Le Courrier des Yvelines (Saint-Germain-en-Laye)

May December

- • Pierre LIMAT

Vu de France, May December ne manquera pas de faire sourire quelques téléspecta­teurs qui aimaient frémir le dimanche soir sur le service public. Pas tant pour les quelques traits d’humour et d’ironie du nouveau film de Todd Haynes, mais pour sa musique : ces quelques notes de piano qui ont servi pour le générique de Faites entrer l’accusé, mais proviennen­t en réalité de la bande-originale composée par Michel Legrand pour Le Messager de Joseph Losey.

Et de fait divers, il en est question dans ce drame inspiré d’une histoire vraie : celle de Mary Kay Letourneur, professeur­e américaine âgée de 34 ans tombée enceinte de l’un de ses élèves, qui n’en avait que 12, en 1997.

Condamnée à six mois de prison (dont trois avec sursis), puis sept ans et demi lorsqu’elle a violé sa probation en 1998, elle s’appelle ici Gracie Atherton Yoo, et voici débarquer chez elle Elizabeth Berry, l’actrice qui doit l’incarner dans un long métrage revenant sur l’affaire.

Quite à pousser le mimétisme un peu trop loin. On pense bien sûr à Persona, le classique d’Ingmar Bergman, qui reposait sur un duo et le même type de ressorts narratifs, face au trouble qui se dégage de cet opus qui joue sur la mise en abyme et les non-dits.

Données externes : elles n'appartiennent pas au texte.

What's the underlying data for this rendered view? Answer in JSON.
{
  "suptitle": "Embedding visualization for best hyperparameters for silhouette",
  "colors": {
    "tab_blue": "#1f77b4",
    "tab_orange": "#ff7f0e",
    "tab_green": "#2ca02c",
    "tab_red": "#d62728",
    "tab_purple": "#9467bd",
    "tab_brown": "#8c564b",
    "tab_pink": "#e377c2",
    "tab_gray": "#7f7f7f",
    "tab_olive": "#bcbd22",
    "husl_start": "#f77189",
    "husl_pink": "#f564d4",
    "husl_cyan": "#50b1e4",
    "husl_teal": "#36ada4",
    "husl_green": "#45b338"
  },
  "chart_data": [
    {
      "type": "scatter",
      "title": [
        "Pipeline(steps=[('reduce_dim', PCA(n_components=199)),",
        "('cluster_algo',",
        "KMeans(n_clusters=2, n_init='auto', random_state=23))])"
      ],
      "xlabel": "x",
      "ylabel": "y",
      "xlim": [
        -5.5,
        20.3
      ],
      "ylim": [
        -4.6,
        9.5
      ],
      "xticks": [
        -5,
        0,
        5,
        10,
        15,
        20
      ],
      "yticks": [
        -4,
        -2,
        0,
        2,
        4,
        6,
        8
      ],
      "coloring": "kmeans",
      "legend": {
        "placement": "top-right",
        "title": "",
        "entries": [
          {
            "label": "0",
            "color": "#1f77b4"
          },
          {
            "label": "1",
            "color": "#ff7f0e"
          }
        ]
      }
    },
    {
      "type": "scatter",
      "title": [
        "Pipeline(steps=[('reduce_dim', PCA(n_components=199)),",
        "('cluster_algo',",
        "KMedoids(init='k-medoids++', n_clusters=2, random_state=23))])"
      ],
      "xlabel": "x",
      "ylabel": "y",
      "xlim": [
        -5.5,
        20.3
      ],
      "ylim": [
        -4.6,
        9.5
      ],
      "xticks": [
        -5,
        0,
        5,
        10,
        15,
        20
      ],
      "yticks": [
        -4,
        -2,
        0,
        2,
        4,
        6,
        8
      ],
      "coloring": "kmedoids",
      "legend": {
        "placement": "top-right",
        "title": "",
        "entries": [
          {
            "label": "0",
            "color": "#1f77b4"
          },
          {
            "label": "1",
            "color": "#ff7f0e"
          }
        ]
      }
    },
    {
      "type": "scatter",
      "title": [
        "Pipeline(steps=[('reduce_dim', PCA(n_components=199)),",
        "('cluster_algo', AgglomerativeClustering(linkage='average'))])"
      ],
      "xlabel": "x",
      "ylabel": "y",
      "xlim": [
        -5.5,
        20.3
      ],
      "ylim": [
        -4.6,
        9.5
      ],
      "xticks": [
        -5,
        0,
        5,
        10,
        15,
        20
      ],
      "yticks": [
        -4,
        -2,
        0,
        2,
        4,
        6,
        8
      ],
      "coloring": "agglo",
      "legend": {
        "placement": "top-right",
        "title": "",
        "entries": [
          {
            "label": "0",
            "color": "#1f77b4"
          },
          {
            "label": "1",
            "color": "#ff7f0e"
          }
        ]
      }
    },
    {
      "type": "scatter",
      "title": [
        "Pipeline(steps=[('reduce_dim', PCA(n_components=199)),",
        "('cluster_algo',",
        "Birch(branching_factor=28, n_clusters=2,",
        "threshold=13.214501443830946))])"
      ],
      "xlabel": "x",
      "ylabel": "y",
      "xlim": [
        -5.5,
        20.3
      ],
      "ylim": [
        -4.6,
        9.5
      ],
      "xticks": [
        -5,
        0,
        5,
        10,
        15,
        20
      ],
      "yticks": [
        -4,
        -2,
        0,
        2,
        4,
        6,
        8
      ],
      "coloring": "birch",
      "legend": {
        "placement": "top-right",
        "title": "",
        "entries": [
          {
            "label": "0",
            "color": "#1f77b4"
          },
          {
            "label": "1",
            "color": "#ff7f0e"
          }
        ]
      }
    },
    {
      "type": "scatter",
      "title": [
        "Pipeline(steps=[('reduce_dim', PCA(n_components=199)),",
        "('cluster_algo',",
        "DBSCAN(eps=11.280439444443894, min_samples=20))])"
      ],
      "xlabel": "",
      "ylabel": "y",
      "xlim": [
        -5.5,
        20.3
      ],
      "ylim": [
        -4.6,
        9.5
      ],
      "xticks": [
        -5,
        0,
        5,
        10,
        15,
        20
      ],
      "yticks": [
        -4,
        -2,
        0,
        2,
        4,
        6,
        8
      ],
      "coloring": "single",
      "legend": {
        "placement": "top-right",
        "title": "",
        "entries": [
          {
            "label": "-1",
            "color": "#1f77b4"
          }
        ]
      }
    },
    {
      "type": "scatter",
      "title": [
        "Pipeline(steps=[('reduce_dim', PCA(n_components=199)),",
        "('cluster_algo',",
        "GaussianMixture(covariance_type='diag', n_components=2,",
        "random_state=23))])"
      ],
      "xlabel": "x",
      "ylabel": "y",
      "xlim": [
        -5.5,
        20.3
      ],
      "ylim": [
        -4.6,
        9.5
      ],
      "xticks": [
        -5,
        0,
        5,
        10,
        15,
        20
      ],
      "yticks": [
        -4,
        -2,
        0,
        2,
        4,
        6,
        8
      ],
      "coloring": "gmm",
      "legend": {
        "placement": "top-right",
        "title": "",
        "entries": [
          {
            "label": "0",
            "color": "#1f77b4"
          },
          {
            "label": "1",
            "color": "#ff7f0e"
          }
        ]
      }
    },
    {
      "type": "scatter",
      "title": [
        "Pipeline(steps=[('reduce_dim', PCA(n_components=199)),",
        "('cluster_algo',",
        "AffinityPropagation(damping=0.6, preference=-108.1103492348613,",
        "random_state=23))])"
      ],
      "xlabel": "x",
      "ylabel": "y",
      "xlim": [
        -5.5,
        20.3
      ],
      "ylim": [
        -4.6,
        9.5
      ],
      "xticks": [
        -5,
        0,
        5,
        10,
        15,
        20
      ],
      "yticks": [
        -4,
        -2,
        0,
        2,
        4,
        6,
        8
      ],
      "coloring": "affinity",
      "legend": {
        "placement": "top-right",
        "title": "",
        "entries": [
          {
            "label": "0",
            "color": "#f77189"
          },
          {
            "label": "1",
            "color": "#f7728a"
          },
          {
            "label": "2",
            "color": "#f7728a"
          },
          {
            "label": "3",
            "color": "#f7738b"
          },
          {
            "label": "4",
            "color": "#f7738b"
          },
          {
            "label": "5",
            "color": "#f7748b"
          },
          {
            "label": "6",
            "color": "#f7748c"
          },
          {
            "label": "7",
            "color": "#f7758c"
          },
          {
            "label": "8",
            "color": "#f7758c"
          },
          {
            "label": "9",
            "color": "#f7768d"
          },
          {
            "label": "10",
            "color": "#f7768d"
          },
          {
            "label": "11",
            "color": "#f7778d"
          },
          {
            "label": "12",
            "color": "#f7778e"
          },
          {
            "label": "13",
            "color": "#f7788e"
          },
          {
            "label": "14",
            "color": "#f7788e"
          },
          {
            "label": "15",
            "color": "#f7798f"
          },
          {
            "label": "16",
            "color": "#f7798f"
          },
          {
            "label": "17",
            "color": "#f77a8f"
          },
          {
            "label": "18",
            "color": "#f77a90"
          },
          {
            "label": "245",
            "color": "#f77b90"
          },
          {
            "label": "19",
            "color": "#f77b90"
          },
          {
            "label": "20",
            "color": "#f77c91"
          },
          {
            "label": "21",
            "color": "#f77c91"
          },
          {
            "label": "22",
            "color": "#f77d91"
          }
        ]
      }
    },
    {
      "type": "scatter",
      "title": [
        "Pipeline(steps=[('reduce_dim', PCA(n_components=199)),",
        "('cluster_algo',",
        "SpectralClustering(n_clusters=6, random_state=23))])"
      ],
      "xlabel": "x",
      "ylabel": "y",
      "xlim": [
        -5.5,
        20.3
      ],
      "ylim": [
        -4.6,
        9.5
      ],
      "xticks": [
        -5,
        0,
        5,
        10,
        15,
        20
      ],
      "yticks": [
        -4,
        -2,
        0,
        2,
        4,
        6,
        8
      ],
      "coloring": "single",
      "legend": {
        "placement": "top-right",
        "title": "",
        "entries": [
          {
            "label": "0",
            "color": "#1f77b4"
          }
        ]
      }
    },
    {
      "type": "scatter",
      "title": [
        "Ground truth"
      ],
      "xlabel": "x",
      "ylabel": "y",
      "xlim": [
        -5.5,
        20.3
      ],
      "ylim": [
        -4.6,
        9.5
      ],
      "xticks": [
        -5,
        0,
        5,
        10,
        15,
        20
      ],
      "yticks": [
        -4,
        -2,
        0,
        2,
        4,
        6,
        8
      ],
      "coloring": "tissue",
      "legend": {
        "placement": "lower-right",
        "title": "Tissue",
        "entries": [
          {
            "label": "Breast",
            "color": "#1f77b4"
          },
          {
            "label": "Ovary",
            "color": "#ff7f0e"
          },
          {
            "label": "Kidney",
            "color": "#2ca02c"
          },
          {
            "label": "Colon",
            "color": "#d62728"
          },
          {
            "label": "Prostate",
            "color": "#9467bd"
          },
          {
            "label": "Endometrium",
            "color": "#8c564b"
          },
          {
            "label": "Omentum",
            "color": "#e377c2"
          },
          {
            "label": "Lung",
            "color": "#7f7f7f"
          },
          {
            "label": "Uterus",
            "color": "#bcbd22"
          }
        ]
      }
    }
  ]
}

Armé de son clacissime habituel, qui est tout sauf un gros mot dans son cas, le réalisateu­r brode une intrigue envoûtante, qui avance par petites touches et s’amuse à remettre nos certitudes en question. Il est bien difficile de savoir à qui l’on peut se fier, et May December se plaît à jouer sur cette ambiguïté vis-à-vis des intentions d’Elizabeth. Si Charles Melton (interprète du mari de Gracie, vu notamment dans la série Riverdale) tire son épingle du jeu, le film vaut aussi et surtout pour le duel au sommet entre Natalie Portman et Julianne Moore, absolument impeccable dans ce jeu retors qui, au premier abord, pourrait ne pas payer de mine et passer pour un titre mineur dans la filmograph­ie racée de son auteur. Mais son effet se diffuse avec le temps, au gré de détails qui prennent parfois leur sens après le visionnage et appuient sa puissance d’envoûtemen­t.